Professor Emeritus W. Monroe Keyserling creates full fellowship fund for IOE students
U-M IOE professor emeritus, W. Monroe Keyserling, has endowed the W. Monroe Keyserling Fellowship Fund.
U-M IOE professor emeritus, W. Monroe Keyserling, has endowed the W. Monroe Keyserling Fellowship Fund.
W. Monroe Keyserling, professor emeritus of industrial and operations engineering and professor emeritus of environmental health sciences, has endowed the W. Monroe Keyserling Fellowship Fund. His generous investment, which includes an estate gift, will fund a U-M Industrial and Operations Engineering (IOE) doctoral fellowship student.
During his time at U-M IOE, Keyserling spent more than 20 years in graduate administration, initially chairing Graduate Admissions and Financial Aid and later serving as the department’s graduate program chair.
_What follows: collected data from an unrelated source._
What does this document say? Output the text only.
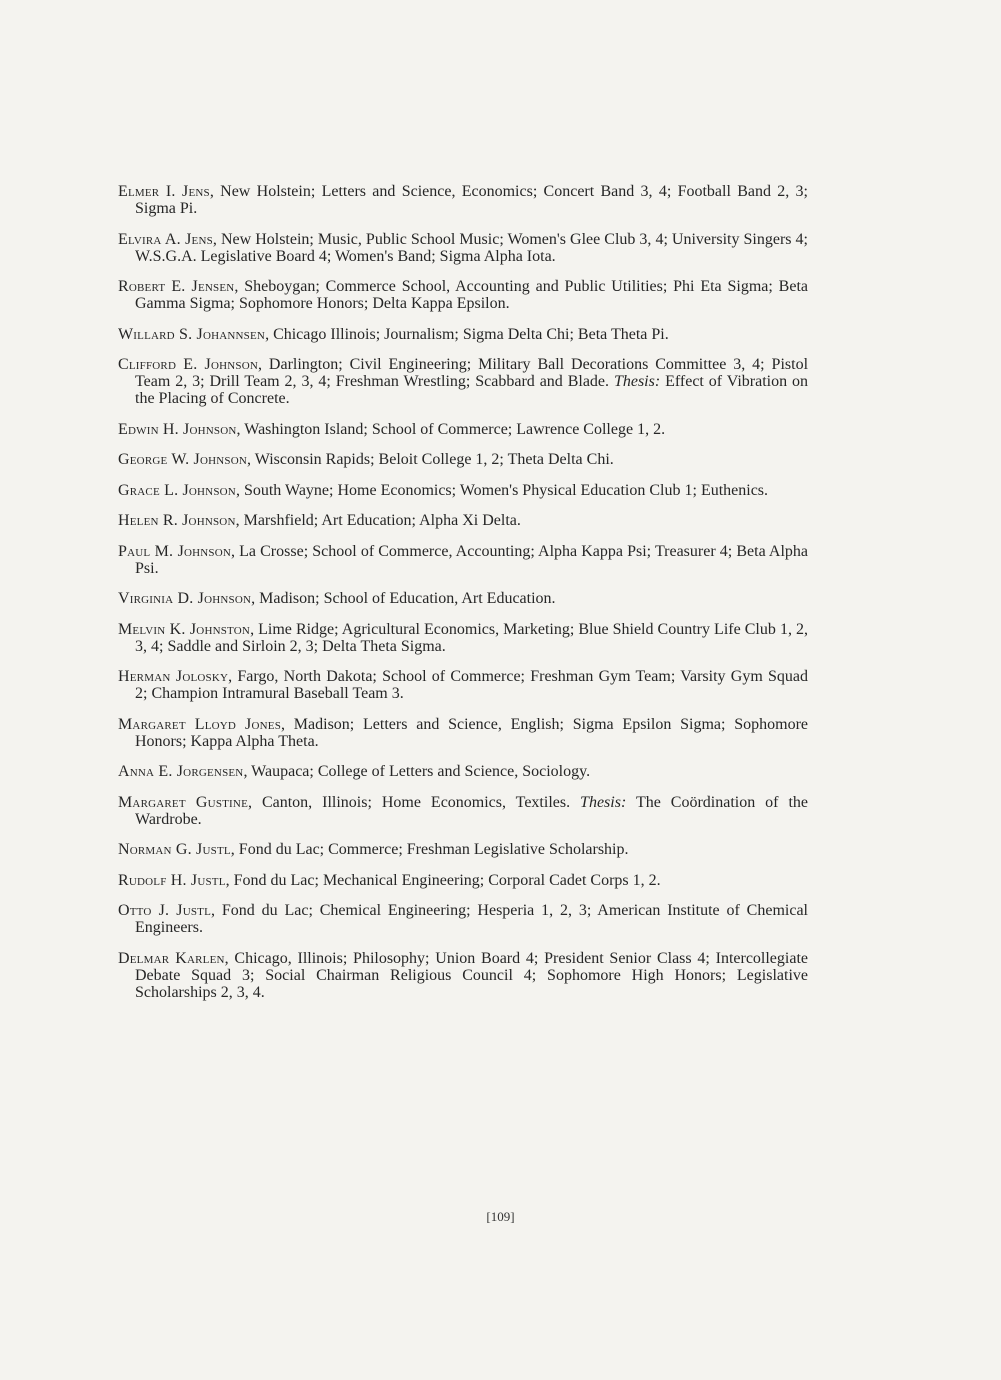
Elmer I. Jens, New Holstein; Letters and Science, Economics; Concert Band 3, 4; Football Band 2, 3; Sigma Pi.

Elvira A. Jens, New Holstein; Music, Public School Music; Women's Glee Club 3, 4; University Singers 4; W.S.G.A. Legislative Board 4; Women's Band; Sigma Alpha Iota.

Robert E. Jensen, Sheboygan; Commerce School, Accounting and Public Utilities; Phi Eta Sigma; Beta Gamma Sigma; Sophomore Honors; Delta Kappa Epsilon.

Willard S. Johannsen, Chicago Illinois; Journalism; Sigma Delta Chi; Beta Theta Pi.

Clifford E. Johnson, Darlington; Civil Engineering; Military Ball Decorations Committee 3, 4; Pistol Team 2, 3; Drill Team 2, 3, 4; Freshman Wrestling; Scabbard and Blade. Thesis: Effect of Vibration on the Placing of Concrete.

Edwin H. Johnson, Washington Island; School of Commerce; Lawrence College 1, 2.

George W. Johnson, Wisconsin Rapids; Beloit College 1, 2; Theta Delta Chi.

Grace L. Johnson, South Wayne; Home Economics; Women's Physical Education Club 1; Euthenics.

Helen R. Johnson, Marshfield; Art Education; Alpha Xi Delta.

Paul M. Johnson, La Crosse; School of Commerce, Accounting; Alpha Kappa Psi; Treasurer 4; Beta Alpha Psi.

Virginia D. Johnson, Madison; School of Education, Art Education.

Melvin K. Johnston, Lime Ridge; Agricultural Economics, Marketing; Blue Shield Country Life Club 1, 2, 3, 4; Saddle and Sirloin 2, 3; Delta Theta Sigma.

Herman Jolosky, Fargo, North Dakota; School of Commerce; Freshman Gym Team; Varsity Gym Squad 2; Champion Intramural Baseball Team 3.

Margaret Lloyd Jones, Madison; Letters and Science, English; Sigma Epsilon Sigma; Sophomore Honors; Kappa Alpha Theta.

Anna E. Jorgensen, Waupaca; College of Letters and Science, Sociology.

Margaret Gustine, Canton, Illinois; Home Economics, Textiles. Thesis: The Coördination of the Wardrobe.

Norman G. Justl, Fond du Lac; Commerce; Freshman Legislative Scholarship.

Rudolf H. Justl, Fond du Lac; Mechanical Engineering; Corporal Cadet Corps 1, 2.

Otto J. Justl, Fond du Lac; Chemical Engineering; Hesperia 1, 2, 3; American Institute of Chemical Engineers.

Delmar Karlen, Chicago, Illinois; Philosophy; Union Board 4; President Senior Class 4; Intercollegiate Debate Squad 3; Social Chairman Religious Council 4; Sophomore High Honors; Legislative Scholarships 2, 3, 4.

[109]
“I learned that unrestricted fellowships are essential to recruiting the best doctoral students to Michigan and giving them the opportunity to use their first year on campus to explore the variety of outstanding research opportunities available in the department,” said Keyserling.
Although the fellowship will be open to all students, preference will be given to those with a connection to South Carolina, North Carolina or Georgia.
Keyserling grew up in Beaufort, South Carolina, and completed his bachelor’s degree at the Georgia Institute of Technology in 1974. When considering doctoral programs, U-M IOE’s program was his first choice. “I was fortunate to receive a generous financial aid offer that provided full support for five years,” he said. “Establishing this fellowship will allow aspiring doctoral students to have the same opportunity that was given to me.”
Following his master’s and doctoral degrees at U-M, Keyserling served as an assistant professor at the Harvard School of Public Health from 1979 to 1983. He returned to U-M IOE as an assistant professor of industrial and operations engineering in 1984 and was promoted to full professor in 1996.
At U-M, Keyserling taught courses on ergonomics and occupational safety. His research interests included controlling fatigue and injuries through improved workstation design, enhancing work measurement techniques to evaluate ergonomic stresses, and investigating safety culture and work practices among skilled-trade workers who perform facility and equipment maintenance.
Before retiring in 2019 and moving to Asheville, North Carolina, Keyserling had served as PI and project director for various high profile research projects. These included work with the Ford Motor Company, the Walt Disney Company, PepsiCo, General Motors, the United Auto Workers, the National Institute for Occupational Health and Safety, and the U.S. Department of Education. He also authored over 150 journal articles and book chapters and received the Liberty Mutual Insurance Company’s Outstanding Research Award for implementing a rapid-screening tool for identifying high-risk work activities.